Context-dependent activation of STING-interferon signaling by CD11b agonists enhances anti-tumor immunity
- Cancer Cell. 2023 May 12;S1535-6108(23)00162-9. doi: 10.1016/j.ccell.2023.04.018.
- 1. Department of Medicine, Washington University School of Medicine, St. Louis, MO 63110, USA.
- 2. Department of Pathology and Immunology, Washington University School of Medicine, St. Louis, MO 63110, USA.
- 3. Department of Pathology and Immunology, Washington University School of Medicine, St. Louis, MO 63110, USA; Siteman Cancer Center, Washington University School of Medicine, St. Louis, MO 63110, USA.
- 4. Gossamer Bio, Inc., San Diego, CA, USA.

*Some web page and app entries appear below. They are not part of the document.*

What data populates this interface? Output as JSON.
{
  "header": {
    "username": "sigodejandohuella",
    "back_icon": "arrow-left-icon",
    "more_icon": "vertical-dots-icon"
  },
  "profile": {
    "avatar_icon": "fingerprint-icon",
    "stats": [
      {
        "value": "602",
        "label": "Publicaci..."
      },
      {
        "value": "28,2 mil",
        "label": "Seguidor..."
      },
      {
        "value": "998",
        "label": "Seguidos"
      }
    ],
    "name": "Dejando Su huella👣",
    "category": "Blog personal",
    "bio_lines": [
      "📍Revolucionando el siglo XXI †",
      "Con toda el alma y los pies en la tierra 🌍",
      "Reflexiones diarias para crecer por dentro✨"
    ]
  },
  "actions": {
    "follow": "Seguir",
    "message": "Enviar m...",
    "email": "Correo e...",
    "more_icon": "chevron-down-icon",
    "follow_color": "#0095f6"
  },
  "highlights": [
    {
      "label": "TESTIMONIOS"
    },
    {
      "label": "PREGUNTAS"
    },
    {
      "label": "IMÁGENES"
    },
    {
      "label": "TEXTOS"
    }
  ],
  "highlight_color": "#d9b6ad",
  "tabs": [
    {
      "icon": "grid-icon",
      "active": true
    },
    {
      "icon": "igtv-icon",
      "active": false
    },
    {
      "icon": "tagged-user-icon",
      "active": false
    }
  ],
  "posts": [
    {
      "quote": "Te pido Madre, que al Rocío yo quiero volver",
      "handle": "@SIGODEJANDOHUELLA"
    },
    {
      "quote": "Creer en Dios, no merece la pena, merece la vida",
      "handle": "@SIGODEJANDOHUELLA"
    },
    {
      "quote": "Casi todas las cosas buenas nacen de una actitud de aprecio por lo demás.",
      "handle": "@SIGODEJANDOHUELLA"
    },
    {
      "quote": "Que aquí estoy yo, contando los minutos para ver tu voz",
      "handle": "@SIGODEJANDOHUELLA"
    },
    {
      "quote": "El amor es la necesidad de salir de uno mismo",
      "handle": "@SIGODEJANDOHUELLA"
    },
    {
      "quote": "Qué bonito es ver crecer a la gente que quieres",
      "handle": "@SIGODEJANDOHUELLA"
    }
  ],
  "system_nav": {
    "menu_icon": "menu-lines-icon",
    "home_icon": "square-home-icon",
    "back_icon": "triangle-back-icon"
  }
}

- 5. Department of Surgery, Washington University School of Medicine, St. Louis, MO 63110, USA.
- 6. Siteman Cancer Center, Washington University School of Medicine, St. Louis, MO 63110, USA; Department of Surgery, Washington University School of Medicine, St. Louis, MO 63110, USA.
- 7. Siteman Cancer Center, Washington University School of Medicine, St. Louis, MO 63110, USA; Department of Radiation Oncology, Washington University School of Medicine, St. Louis, MO 63110, USA; Department of Cell Biology & Physiology, Washington University School of Medicine, St. Louis, MO 63110, USA.
- 8. Department of Medicine, Washington University School of Medicine, St. Louis, MO 63110, USA; Siteman Cancer Center, Washington University School of Medicine, St. Louis, MO 63110, USA.
- 9. Drug Discovery Center, Department of Internal Medicine, Rush University Medical Center, Chicago, IL, USA.
- 10. Department of Medicine, Washington University School of Medicine, St. Louis, MO 63110, USA; Department of Pathology and Immunology, Washington University School of Medicine, St. Louis, MO 63110, USA; Siteman Cancer Center, Washington University School of Medicine, St. Louis, MO 63110, USA. Electronic address: [email protected].
Chronic activation of inflammatory pathways and suppressed interferon are hallmarks of immunosuppressive tumors. Previous studies have shown that CD11b Integrin agonists could enhance anti-tumor immunity through myeloid reprograming, but the underlying mechanisms remain unclear. Herein we find that CD11b agonists alter tumor-associated macrophage (TAM) phenotypes by repressing NF-κB signaling and activating interferon gene expression simultaneously. Repression of NF-κB signaling involves degradation of p65 protein and is context independent. In contrast, CD11b agonism induces STING/STAT1 pathway-mediated interferon gene expression through FAK-mediated mitochondrial dysfunction, with the magnitude of induction dependent on the tumor microenvironment and amplified by cytotoxic therapies. Using tissues from phase I clinical studies, we demonstrate that GB1275 treatment activates STING and STAT1 signaling in TAMs in human tumors. These findings suggest potential mechanism-based therapeutic strategies for CD11b agonists and identify patient populations more likely to benefit.